Шрифт:
Закладка:
– Я думала, что смогу, – говорит она. – Прости.
Я ложусь поверх одеяла рядом с ней, прижимаю ее к себе и обнимаю, не прикасаясь к ней ни одним участком кожи, не считая рук.
– Господи, ну что ты. Это я должен извиняться. Мне не надо было давить на тебя.
Я нежно провожу рукой по ее руке, мои пальцы нащупывают ее браслет. Я медленно провожу по медальону.
– Ты была не готова. Я должен был догадаться.
– Ты на меня не давил, Мейсон. Я хотела этого. Я хочу этого. Я просто не уверена, что смогу.
Я чувствую, как ее грудь вздымается и опускается, когда она глубоко вздыхает.
– Ш-ш-ш…
Я крепко держу ее в объятиях, и она не возражает. Мы просто лежим и слушаем дыхание друг друга. Я хочу, чтобы она знала, что я рядом. Я хочу, чтобы она это почувствовала. Я готов на все.
Когда она вдыхает и выдыхает неподъемно большое количество воздуха, вдоль моего позвоночника пробегает дрожь. Она собирается мне рассказать. Тайны сейчас сорвутся с ее губ. Ужасные, душераздирающие тайны.
– Знаешь, как это бывает, когда ты просыпаешься ото сна и готов поклясться, что это был не сон? – спрашивает она. – Когда ты не можешь понять, как нечто, что ты видел с такой ясностью и в таких подробностях, могло не произойти на самом деле?
Я киваю ей в шею.
– Да, – выдыхаю я в ее волосы.
Я чертовски хорошо это знаю.
– Я не девственница, – тихо сообщает она, и ее голос дрожит от испытываемых эмоций. – Но я не помню, как потеряла девственность.

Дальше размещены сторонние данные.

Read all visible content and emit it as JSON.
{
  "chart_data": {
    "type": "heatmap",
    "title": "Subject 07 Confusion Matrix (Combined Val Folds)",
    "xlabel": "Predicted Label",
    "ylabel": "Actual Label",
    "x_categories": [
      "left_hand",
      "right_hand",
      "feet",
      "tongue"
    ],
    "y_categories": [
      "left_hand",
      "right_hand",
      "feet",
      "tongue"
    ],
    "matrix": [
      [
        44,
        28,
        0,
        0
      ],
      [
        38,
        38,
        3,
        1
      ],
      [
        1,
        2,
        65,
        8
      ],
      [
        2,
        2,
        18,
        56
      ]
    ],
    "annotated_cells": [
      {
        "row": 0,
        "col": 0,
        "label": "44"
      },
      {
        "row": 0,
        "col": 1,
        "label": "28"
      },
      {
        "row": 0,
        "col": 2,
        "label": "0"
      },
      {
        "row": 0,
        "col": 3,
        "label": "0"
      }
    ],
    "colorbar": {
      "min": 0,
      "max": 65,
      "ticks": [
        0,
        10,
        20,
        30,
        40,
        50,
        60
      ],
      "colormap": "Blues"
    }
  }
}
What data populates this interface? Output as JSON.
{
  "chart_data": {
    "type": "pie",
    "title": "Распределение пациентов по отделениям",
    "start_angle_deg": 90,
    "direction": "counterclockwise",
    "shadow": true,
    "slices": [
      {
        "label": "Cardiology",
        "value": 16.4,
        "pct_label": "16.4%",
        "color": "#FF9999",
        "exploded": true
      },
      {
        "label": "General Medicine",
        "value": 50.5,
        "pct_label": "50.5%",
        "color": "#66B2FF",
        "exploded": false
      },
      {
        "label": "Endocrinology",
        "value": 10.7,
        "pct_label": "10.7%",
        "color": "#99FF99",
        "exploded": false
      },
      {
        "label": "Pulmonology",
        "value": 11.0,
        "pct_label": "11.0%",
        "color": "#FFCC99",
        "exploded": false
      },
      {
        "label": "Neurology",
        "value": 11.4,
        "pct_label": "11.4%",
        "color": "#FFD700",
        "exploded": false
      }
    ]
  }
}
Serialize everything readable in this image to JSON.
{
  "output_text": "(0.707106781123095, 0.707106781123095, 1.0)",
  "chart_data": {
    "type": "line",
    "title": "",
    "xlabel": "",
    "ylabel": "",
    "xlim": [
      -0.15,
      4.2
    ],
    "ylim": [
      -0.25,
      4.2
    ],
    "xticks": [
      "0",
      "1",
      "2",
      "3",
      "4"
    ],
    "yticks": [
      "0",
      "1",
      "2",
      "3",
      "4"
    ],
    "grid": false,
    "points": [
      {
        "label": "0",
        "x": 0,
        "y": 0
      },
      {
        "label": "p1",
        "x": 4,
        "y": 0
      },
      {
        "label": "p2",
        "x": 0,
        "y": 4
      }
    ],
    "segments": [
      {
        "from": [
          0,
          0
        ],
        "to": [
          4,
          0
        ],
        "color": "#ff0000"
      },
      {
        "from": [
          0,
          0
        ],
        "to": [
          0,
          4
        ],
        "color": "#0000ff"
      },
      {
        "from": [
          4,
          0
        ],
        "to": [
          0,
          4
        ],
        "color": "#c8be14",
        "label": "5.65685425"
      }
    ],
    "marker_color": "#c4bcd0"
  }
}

Я замираю и беру ее за руку, собираясь с духом, чтобы выслушать все, что она мне расскажет.
– И я не знаю, с кем я ее потеряла, потому что там было так много парней. Так много… – Ее слова растворяются в воздухе, умолкают, а от дикого страха мои внутренности сворачиваются в кольцо.
Моему мозгу требуется пара секунд на то, чтобы связать «Я не помню, как потеряла девственность» с «так много парней». А потом – внезапно – кусочки пазла начинают складываться у меня в голове.
Она проливает напитки нарочно.
Она ничего не помнит.
Так много парней.
Черт! В животе у меня все сжимается. Желчь обжигает мне горло, и ярость, которую я едва могу контролировать, стучит у меня в висках. Я стараюсь сдержать эмоции. Потому что то, что сейчас происходит, – это грандиозно. Пайпер доверяет – а может, даже любит меня – настолько, чтобы открыться мне.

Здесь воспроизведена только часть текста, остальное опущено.